A further innovation in gene editing technology arose with the publication of Prime Editing (Anzalone et al. 2019). In this technique, a fusion protein is created between an SpCas9 “nickase,” that rather than creating a double‐stranded break in the genome acts to cut a single strand of the DNA, and a reverse transcriptase. When introduced into cells alongside a “prime editing guide” RNA (pegRNA), the pegRNA targets Cas9 to a precise position in the genome where it creates a single‐stranded break in the DNA strand. In contrast to a sgRNA, the pegRNA encodes both a sequence to target the nuclease to a specific site in the genome and a template RNA sequence to be introduced into the genome. The reverse transcriptase creates a DNA copy of the pegRNA which is then introduced into the genome using the cells’ DNA mismatch repair mechanism, resulting in the insertion of a short piece of DNA. This method has been used to introduce point mutations, new codons, and to insert larger DNA sequences into target genes. This method can again theoretically be used to target any sequence in the genome and in contrast to earlier editing methods can result in highly efficient genome modulation.
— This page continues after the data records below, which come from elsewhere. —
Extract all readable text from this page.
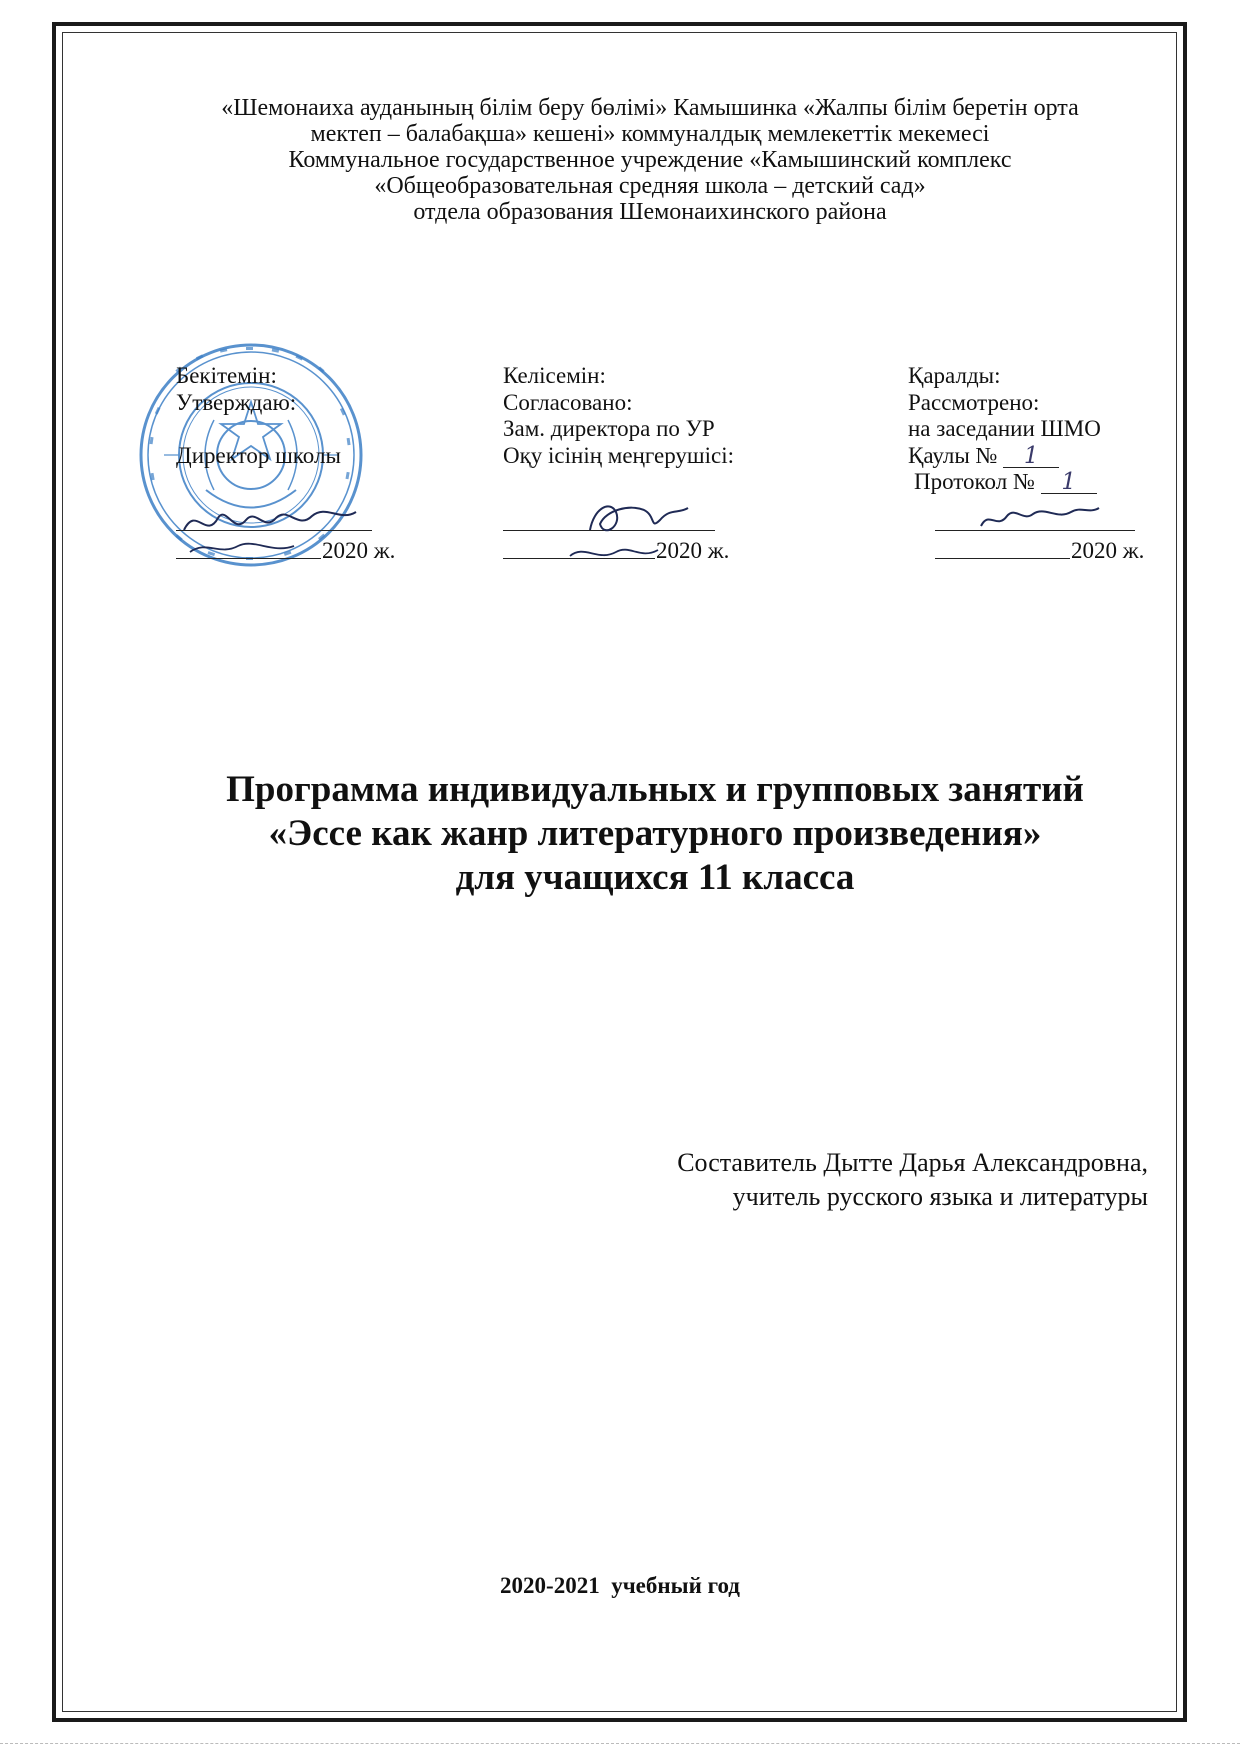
«Шемонаиха ауданының білім беру бөлімі» Камышинка «Жалпы білім беретін орта
мектеп – балабақша» кешені» коммуналдық мемлекеттік мекемесі
Коммунальное государственное учреждение «Камышинский комплекс
«Общеобразовательная средняя школа – детский сад»
отдела образования Шемонаихинского района
Бекітемін:
Утверждаю:
Директор школы
2020 ж.
Келісемін:
Согласовано:
Зам. директора по УР
Оқу ісінің меңгерушісі:
2020 ж.
Қаралды:
Рассмотрено:
на заседании ШМО
Қаулы № 1
Протокол № 1
2020 ж.
Программа индивидуальных и групповых занятий
«Эссе как жанр литературного произведения»
для учащихся 11 класса
Составитель Дытте Дарья Александровна,
учитель русского языка и литературы
2020-2021  учебный год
The huge interest and range of applications for CRISPR have led to the establishment of a series of new vendor companies able to supply CRISPR reagents, both guide RNAs and editing enzymes, for use by the laboratory scientist. This includes organizations such as Synthego and Horizon Discovery as well as the creation of capability in established reagent supply companies including Merck and Thermo Fisher. As well as supplying CRISPR reagents for use in the scientists’ laboratory, these companies also offer a variety of services including the creation of CRISPR‐edited cell lines and animal models and the completion of Functional Genomic screens. Through the work of these companies, CRISPR technology has become democratized for use by any laboratory competent in basic molecular and cell biology techniques. Some of these commercial reagents are discussed in Chapter 4 of this book.